Il s'efforça de se souvenir, mais il n'aurait pas dû y avoir de cadet proche de sa famille. Pourtant, d'après le ton de l'autre, il ressentit vaguement une inquiétude.
Le général en armure rit et maudit : « Prévôt Su, pourquoi perdre ton temps avec lui ? Ce type est probablement déjà trempé de sueur, il ne fait que faire semblant d'être calme. »
Su Yin acquiesça. C'était fort possible.
En d'autres termes, même si la personne à l'intérieur de la salle avait des appuis, pouvaient-ils vraiment être plus grands que le protecteur derrière ce constable ? Après tout, la famille de ce gaillard était alliée par mariage à une certaine princesse consort.
Voyant que Su Yin restait sur place, le général en armure s'avança vers la salle principale. Il était colérique de nature. Avant de quitter la maison, il était en plein milieu d'une aventure torride avec une jeune femme quand il avait été interrompu, le laissant irritable. Maintenant, il était encore moins enclin à attendre.
Mais juste au moment où il atteignait l'entrée, avant de pouvoir pénétrer dans la salle principale, il fut éjecté d'un unique coup de pied.
Il s'écrasa lourdement sur la place lointaine.
Le constable inclina la tête pour regarder, une trace de méfiance traversant ses yeux avant de disparaître en un instant. Quand il regarda à nouveau devant lui, il plissa les yeux et sourit. « Ton royaume de cultivation n'est pas bas. Même le vieux Sun peut être envoyé valser d'un seul coup de pied. On dirait que si le prévôt Su n'intervient pas, il n'y a aucun moyen de régler ça. »
« On ne peut pas non plus envoyer des troupes l'encercler et le tuer de force ici, si ? »
Le constable semblait parfaitement à l'aise.

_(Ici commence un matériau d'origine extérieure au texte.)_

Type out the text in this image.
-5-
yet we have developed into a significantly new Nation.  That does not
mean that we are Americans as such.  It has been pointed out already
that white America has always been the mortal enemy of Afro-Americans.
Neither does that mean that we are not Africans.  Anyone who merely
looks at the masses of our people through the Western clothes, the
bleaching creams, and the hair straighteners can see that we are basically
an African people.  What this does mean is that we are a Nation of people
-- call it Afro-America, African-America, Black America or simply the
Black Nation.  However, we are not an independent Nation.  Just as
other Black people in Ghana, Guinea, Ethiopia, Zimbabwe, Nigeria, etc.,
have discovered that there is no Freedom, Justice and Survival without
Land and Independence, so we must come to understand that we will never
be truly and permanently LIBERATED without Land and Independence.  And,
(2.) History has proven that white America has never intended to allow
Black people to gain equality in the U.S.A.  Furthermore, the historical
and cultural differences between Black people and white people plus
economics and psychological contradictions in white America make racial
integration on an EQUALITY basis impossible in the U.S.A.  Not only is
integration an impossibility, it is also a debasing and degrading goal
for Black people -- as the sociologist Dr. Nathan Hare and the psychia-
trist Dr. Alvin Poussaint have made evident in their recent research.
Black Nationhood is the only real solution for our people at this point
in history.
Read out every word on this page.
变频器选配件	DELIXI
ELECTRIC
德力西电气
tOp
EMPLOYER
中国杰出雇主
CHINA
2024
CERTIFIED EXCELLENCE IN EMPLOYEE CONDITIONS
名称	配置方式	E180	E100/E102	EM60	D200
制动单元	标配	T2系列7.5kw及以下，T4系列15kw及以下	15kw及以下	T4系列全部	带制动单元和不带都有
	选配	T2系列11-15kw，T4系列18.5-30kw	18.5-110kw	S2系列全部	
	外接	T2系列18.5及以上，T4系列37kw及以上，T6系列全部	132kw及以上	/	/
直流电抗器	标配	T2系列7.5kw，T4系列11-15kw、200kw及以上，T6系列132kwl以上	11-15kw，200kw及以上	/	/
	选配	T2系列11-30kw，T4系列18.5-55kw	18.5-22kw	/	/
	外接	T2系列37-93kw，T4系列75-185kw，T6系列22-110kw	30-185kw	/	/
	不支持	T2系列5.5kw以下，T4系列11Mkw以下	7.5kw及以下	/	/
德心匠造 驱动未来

L'expression de Su Yin demeura inchangée, mais il marcha tout de même vers la salle principale.
Lorsqu'il atteignit l'entrée, Su Yin retint son souffle et concentra son esprit. Le général en armure d'à l'instant était quelqu'un qu'il connaissait bien, le général commandant de la garnison locale, Sun Zhongting. Son royaume n'était pas bas. Bien qu'il n'eût pas franchi le Royaume de la Mer Amère, il restait un général féroce réputé dans les environs.
Pourtant, il avait été projeté loin d'un unique coup par la personne à l'intérieur. À en juger par là, cette personne n'était certainement pas un cultivateur ordinaire.
Cependant, après que Su Yin eut pénétré dans la salle et ne perçut même pas la moindre trace d'aura, il trouva cela encore plus étrange.
Il ne vit, près de l'une des étagères à l'intérieur de la salle, qu'un jeune homme vêtu de noir, feuilletant un vieux livre.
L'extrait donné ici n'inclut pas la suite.